Hunting by the red-tailed hawk and the pearly-eyed thrasher and the destruction of lowland forest by hurricanes also thinned the flock, which eventually was reduced to a single population in El Yunque.

In 1967, the species was listed as endangered. The recovery program began the following year.

Breeding in captivity

Houdini is busy welcoming a female to his cage at the Luquillo Aviary when visitors interrupt. He squawks at the intrusion.

The 18-year-old bird is one of the few here with a name.

"The project is to return the species to the wild," Vélez says. "We don't want to give the impression that these are pets."

Still, some have earned names. Houdini figured out how to let himself out of his cage. La Mohicana was the last survivor from her wild nest. La Liberada -- Spanish for "the liberated one" -- returned to the aviary after she was released.

In the early years, the program focused on fostering captive-bred eggs and chicks into wild nests. Then an experiment in the 1990s suggested a new, potentially more effective alternative.

Working with their counterparts in the neighboring Dominican Republic, program workers showed that the Hispaniolan parrot -- a non-endangered cousin to the Puerto Rican bird -- could successfully be bred in captivity and released at maturity.

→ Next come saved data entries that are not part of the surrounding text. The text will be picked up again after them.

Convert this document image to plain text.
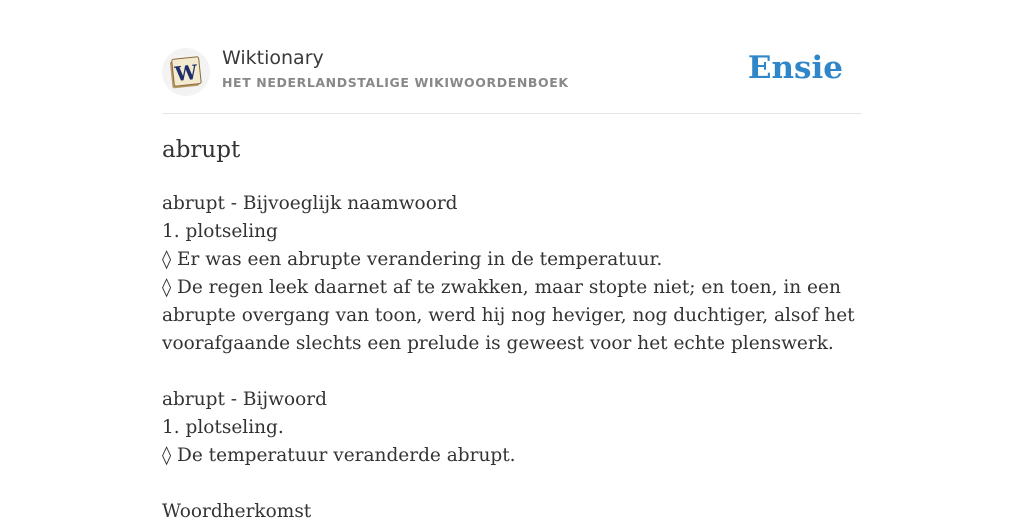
W
Wiktionary
HET NEDERLANDSTALIGE WIKIWOORDENBOEK	Ensie
abrupt
abrupt - Bijvoeglijk naamwoord
1. plotseling
◊ Er was een abrupte verandering in de temperatuur.
◊ De regen leek daarnet af te zwakken, maar stopte niet; en toen, in een abrupte overgang van toon, werd hij nog heviger, nog duchtiger, alsof het voorafgaande slechts een prelude is geweest voor het echte plenswerk.
abrupt - Bijwoord
1. plotseling.
◊ De temperatuur veranderde abrupt.
Woordherkomst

With those findings -- and the experience gained from the release at the Parque Nacional del Este in the Dominican Republic -- they set about trying to reproduce the results locally.

No talking allowed

The Luquillo Aviary lies in a humid clearing high in El Yunque. Here a staff of 12, working on an annual budget of $925,000, breeds, nurtures and readies the birds for release.

The parrots live in a warren of cages shielded for privacy and surrounded by traps to guard against raids by mongooses or rats.

The workers try to prepare the birds, mentally and physically, for life beyond the aviary. They challenge them by introducing unfamiliar toys in their cages, or placing food where it is difficult to reach.

"We don't really know how to train them to be wild," Vélez says. "But we can teach them to be intelligent, to be inquisitive, to explore."

They also try to avoid speaking to the birds -- lest they start to talk back.

"Our goal is to keep them as wild as possible," Vélez says. "We don't want them to transfer human qualities or culture to their offspring."

Parrots to be released spend time practicing flight in a giant cage. They are taken into the forest and exposed to a red-tailed hawk.

Finally, they are fitted with a radio tracking transmitter and freed. They may use one of several artificial nesting sites the staff has set up in El Yunque or find a cavity in a palo colorado or laurel sabino tree. Workers will lay food out for them for the first few weeks.

The five parrots released in May will be the last from the Luquillo Aviary for the time being, Nuñez says. Program workers will continue to monitor the wild flock while growing the captive stock.

Their counterparts at the José Luis Vivaldi Aviary in the Rio Abajo Commonwealth Forest, meanwhile, will begin releasing birds into the western karst in 2006. The ultimate goal of the project, Nuñez says, is two or three wild populations of 250 breeding pairs each -- an undertaking that could take 20 to 30 years. Still, he is optimistic.

"We are going through a bottleneck, but we can get out of it," he says. "We feel morally obligated to save this species, because we were the ones who endangered it, by destroying their habitat."